Compared to the already-settled village of Docena, Bayview demonstrates a more highly-developed layout. Concentric curving streets follow existing site contours and leave space at the center for community facilities. A railroad extended along Railroad Avenue, connecting the village to a railroad junction at Edgewater. The first houses were of the 4-room square top, pyramid-roof type common to many industrial villages of the early 20th century. The houses were framed with southern yellow pine and topped with metal roofs.

Each house had a yard and a privy building at the alley which contained a coal scuttle and garbage bin, all serviced by TCI sanitation department trucks. A group of two-story supervisors' houses and a "teacherage" were built. Later workers' houses, built after 1915, were constructed in other styles with varying rooflines, including shotguns, 6-room duplexes, and 4-room gabled houses with attached porches. The village was racially segregated, with separate lots for white and black churches and schools.

expansion

In 1913 TCI reorganized their health department, hiring Lloyd Noland to supervise from a made-to-order infirmary in Fairfield. A medical dispensary with one doctor and an assistant was opened in Bayview, providing free services to those miners who opted into the company's $1.25/month "medical list." The company also provided social workers to each of its villages. Each worker kept a "community house" with a full slate of programs for children and wives aimed at applying modern scientific ideas about proper housekeeping and social health.

In 1916 residents of Bayview participated in a major pageant, called Wenonah: The Magic Word produced through the company schools to celebrate the establishment of a new model village at Wenonah. Other recreational and artistic opportunities included industrial league baseball, weekly dances, community sings, company sponsored lectures and literature libraries covering technical topics on mining and manufacturing, and various competitions for gardening and decorating the houses.
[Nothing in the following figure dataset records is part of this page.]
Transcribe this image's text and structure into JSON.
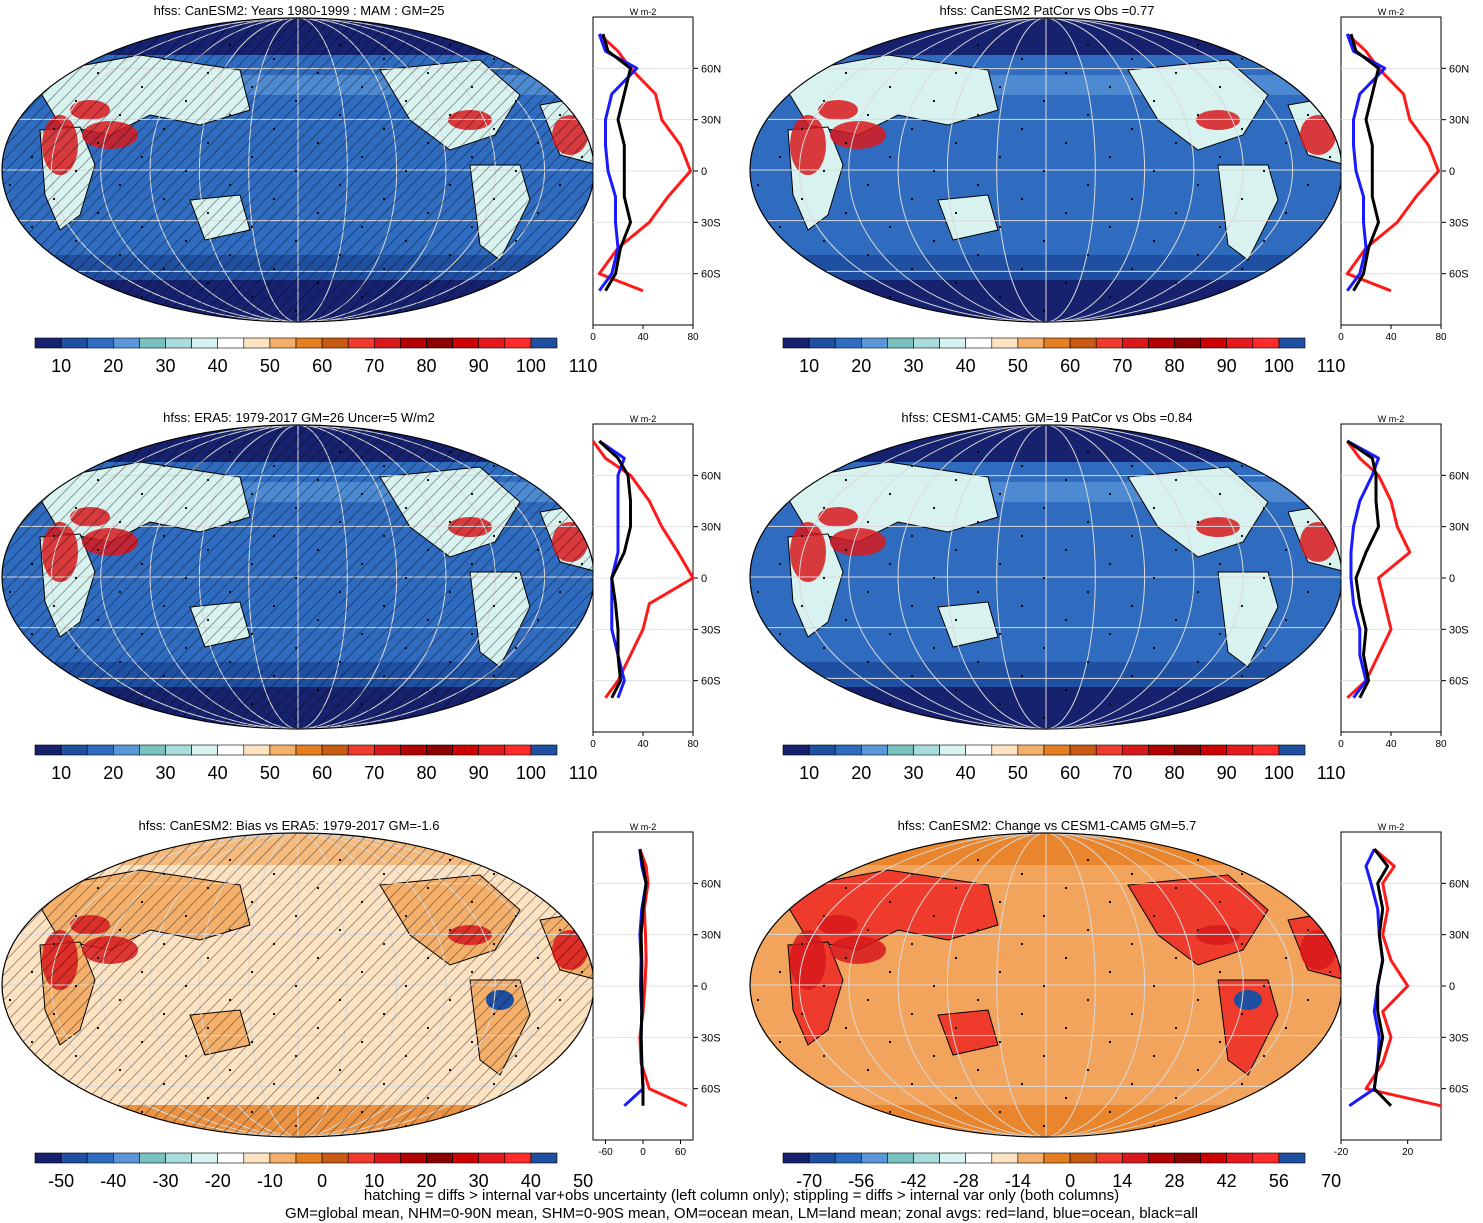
{
  "colors": {
    "land": "#ff1a1a",
    "ocean": "#1a1aff",
    "all": "#000000",
    "grid": "#d9d9d9",
    "palette_abs": [
      "#16226e",
      "#1f4fa0",
      "#2f6cc0",
      "#5b97d8",
      "#79c2c0",
      "#a9dcdc",
      "#d8f2f0",
      "#ffffff",
      "#fde3c2",
      "#f4b06a",
      "#e67e22",
      "#c95a12",
      "#ef3b2c",
      "#d7191c",
      "#b30000",
      "#8b0000",
      "#cc0000",
      "#e31a1c",
      "#ff2a2a",
      "#1f4fa0"
    ],
    "palette_diff": [
      "#16226e",
      "#1f4fa0",
      "#2f6cc0",
      "#5b97d8",
      "#79c2c0",
      "#a9dcdc",
      "#d8f2f0",
      "#ffffff",
      "#fde3c2",
      "#f4b06a",
      "#e67e22",
      "#c95a12",
      "#ef3b2c",
      "#d7191c",
      "#b30000",
      "#8b0000",
      "#cc0000",
      "#e31a1c",
      "#ff2a2a",
      "#1f4fa0"
    ]
  },
  "footer": {
    "line1": "hatching = diffs > internal var+obs uncertainty (left column only); stippling = diffs > internal var only (both columns)",
    "line2": "GM=global mean, NHM=0-90N mean, SHM=0-90S mean, OM=ocean mean, LM=land mean; zonal avgs: red=land, blue=ocean, black=all"
  },
  "chart_data": [
    {
      "type": "map",
      "title": "hfss: CanESM2: Years 1980-1999 : MAM : GM=25",
      "colorbar_ticks": [
        "10",
        "20",
        "30",
        "40",
        "50",
        "60",
        "70",
        "80",
        "90",
        "100",
        "110"
      ],
      "zonal": {
        "unit": "W m-2",
        "xlim": [
          0,
          80
        ],
        "xticks": [
          "0",
          "40",
          "80"
        ],
        "yticks": [
          "60N",
          "30N",
          "0",
          "30S",
          "60S"
        ],
        "lat": [
          80,
          70,
          60,
          45,
          30,
          15,
          0,
          -15,
          -30,
          -45,
          -60,
          -70
        ],
        "land": [
          5,
          20,
          30,
          50,
          55,
          70,
          78,
          60,
          45,
          20,
          5,
          40
        ],
        "ocean": [
          5,
          10,
          35,
          15,
          10,
          10,
          12,
          18,
          18,
          20,
          15,
          5
        ],
        "all": [
          8,
          12,
          30,
          25,
          20,
          25,
          25,
          25,
          30,
          22,
          18,
          10
        ]
      }
    },
    {
      "type": "map",
      "title": "hfss: CanESM2 PatCor vs Obs =0.77",
      "colorbar_ticks": [
        "10",
        "20",
        "30",
        "40",
        "50",
        "60",
        "70",
        "80",
        "90",
        "100",
        "110"
      ],
      "zonal": {
        "unit": "W m-2",
        "xlim": [
          0,
          80
        ],
        "xticks": [
          "0",
          "40",
          "80"
        ],
        "yticks": [
          "60N",
          "30N",
          "0",
          "30S",
          "60S"
        ],
        "lat": [
          80,
          70,
          60,
          45,
          30,
          15,
          0,
          -15,
          -30,
          -45,
          -60,
          -70
        ],
        "land": [
          5,
          20,
          30,
          50,
          55,
          70,
          78,
          60,
          45,
          20,
          5,
          40
        ],
        "ocean": [
          5,
          10,
          35,
          15,
          10,
          10,
          12,
          18,
          18,
          20,
          15,
          5
        ],
        "all": [
          8,
          12,
          30,
          25,
          20,
          25,
          25,
          25,
          30,
          22,
          18,
          10
        ]
      }
    },
    {
      "type": "map",
      "title": "hfss: ERA5: 1979-2017 GM=26 Uncer=5 W/m2",
      "colorbar_ticks": [
        "10",
        "20",
        "30",
        "40",
        "50",
        "60",
        "70",
        "80",
        "90",
        "100",
        "110"
      ],
      "zonal": {
        "unit": "W m-2",
        "xlim": [
          0,
          80
        ],
        "xticks": [
          "0",
          "40",
          "80"
        ],
        "yticks": [
          "60N",
          "30N",
          "0",
          "30S",
          "60S"
        ],
        "lat": [
          80,
          70,
          60,
          45,
          30,
          15,
          0,
          -15,
          -30,
          -45,
          -60,
          -70
        ],
        "land": [
          0,
          10,
          30,
          45,
          55,
          68,
          80,
          45,
          40,
          30,
          20,
          10
        ],
        "ocean": [
          5,
          25,
          20,
          20,
          20,
          20,
          15,
          15,
          15,
          20,
          25,
          20
        ],
        "all": [
          5,
          20,
          28,
          30,
          30,
          25,
          15,
          18,
          20,
          20,
          22,
          15
        ]
      }
    },
    {
      "type": "map",
      "title": "hfss: CESM1-CAM5: GM=19 PatCor vs Obs =0.84",
      "colorbar_ticks": [
        "10",
        "20",
        "30",
        "40",
        "50",
        "60",
        "70",
        "80",
        "90",
        "100",
        "110"
      ],
      "zonal": {
        "unit": "W m-2",
        "xlim": [
          0,
          80
        ],
        "xticks": [
          "0",
          "40",
          "80"
        ],
        "yticks": [
          "60N",
          "30N",
          "0",
          "30S",
          "60S"
        ],
        "lat": [
          80,
          70,
          60,
          45,
          30,
          15,
          0,
          -15,
          -30,
          -45,
          -60,
          -70
        ],
        "land": [
          5,
          15,
          30,
          40,
          45,
          55,
          30,
          35,
          40,
          30,
          20,
          5
        ],
        "ocean": [
          5,
          30,
          25,
          15,
          10,
          8,
          8,
          10,
          15,
          15,
          20,
          10
        ],
        "all": [
          5,
          25,
          28,
          28,
          30,
          20,
          12,
          15,
          20,
          18,
          22,
          15
        ]
      }
    },
    {
      "type": "map",
      "title": "hfss: CanESM2: Bias vs ERA5: 1979-2017 GM=-1.6",
      "colorbar_ticks": [
        "-50",
        "-40",
        "-30",
        "-20",
        "-10",
        "0",
        "10",
        "20",
        "30",
        "40",
        "50"
      ],
      "zonal": {
        "unit": "W m-2",
        "xlim": [
          -80,
          80
        ],
        "xticks": [
          "-60",
          "0",
          "60"
        ],
        "yticks": [
          "60N",
          "30N",
          "0",
          "30S",
          "60S"
        ],
        "lat": [
          80,
          70,
          60,
          45,
          30,
          15,
          0,
          -15,
          -30,
          -45,
          -60,
          -70
        ],
        "land": [
          -5,
          5,
          8,
          2,
          4,
          5,
          3,
          0,
          -5,
          -3,
          10,
          70
        ],
        "ocean": [
          -5,
          -2,
          5,
          -2,
          -5,
          -3,
          -4,
          -2,
          -3,
          -2,
          0,
          -30
        ],
        "all": [
          -5,
          0,
          5,
          0,
          -3,
          -2,
          -2,
          -2,
          -3,
          -2,
          0,
          0
        ]
      }
    },
    {
      "type": "map",
      "title": "hfss: CanESM2: Change vs CESM1-CAM5 GM=5.7",
      "colorbar_ticks": [
        "-70",
        "-56",
        "-42",
        "-28",
        "-14",
        "0",
        "14",
        "28",
        "42",
        "56",
        "70"
      ],
      "zonal": {
        "unit": "W m-2",
        "xlim": [
          -20,
          40
        ],
        "xticks": [
          "-20",
          "20"
        ],
        "yticks": [
          "60N",
          "30N",
          "0",
          "30S",
          "60S"
        ],
        "lat": [
          80,
          70,
          60,
          45,
          30,
          15,
          0,
          -15,
          -30,
          -45,
          -60,
          -70
        ],
        "land": [
          0,
          12,
          5,
          8,
          5,
          10,
          20,
          5,
          10,
          5,
          -5,
          40
        ],
        "ocean": [
          0,
          -5,
          -2,
          2,
          3,
          5,
          2,
          0,
          3,
          2,
          0,
          -15
        ],
        "all": [
          0,
          8,
          2,
          5,
          3,
          5,
          2,
          2,
          5,
          2,
          0,
          10
        ]
      }
    }
  ]
}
The town was expanded to accommodate a wartime boom in demand for steel in 1918. Renovations to existing houses provided running water and, in some cases, indoor toilets. The program of social welfare continued at full strength through the 1920s, but the company's commitment to it was tested by numerous factors that emerged during the Great Depression of the 1930s. The mine tipple was shipped to TCI's mine in Whitwell, Tennessee in 1928. The company's schools were turned over to the Jefferson County School System in 1932 and the social science department was dismantled the following year.

sale

During the second World War, employment in Bayview reached its peak. These workers were more mobile and less dependent on the company for goods, services and recreation. In 1952 all the village real estate was sold to the John W. Galbreath Real Estate company ("America's foremost broker of company towns.") to be subdivided and sold. TCI workers living in the houses were given the first option on the properties, with the company offering a financing plan to help them make the transition from renters to owners.

In the years since, the village has gradually lost most of the unique elements of its role as a model village. The schools were closed by the county after the mines closed. Several of the houses have been destroyed or dismantled. Others have been extensively modified or enlarged. Most of the privy buildings have been removed. The community was annexed into the city of Mulga. The commissary stayed open for a while as a convenience store, but was left vacant before the 1990s.

References

  • White, Marjorie Longenecker (1981) The Birmingham District: An Industrial History and Guide. Birmingham: Birmingham Historical Society ISBN 9990230099
  • Rikard, Marlene Hunt (November 1981) "'Take Everything You Are...and Give it Away': Pioneer Industrial Social Workers at TCI." Journal of the Birmingham Historical Society Vol. 7, No. 2, p. 24-41.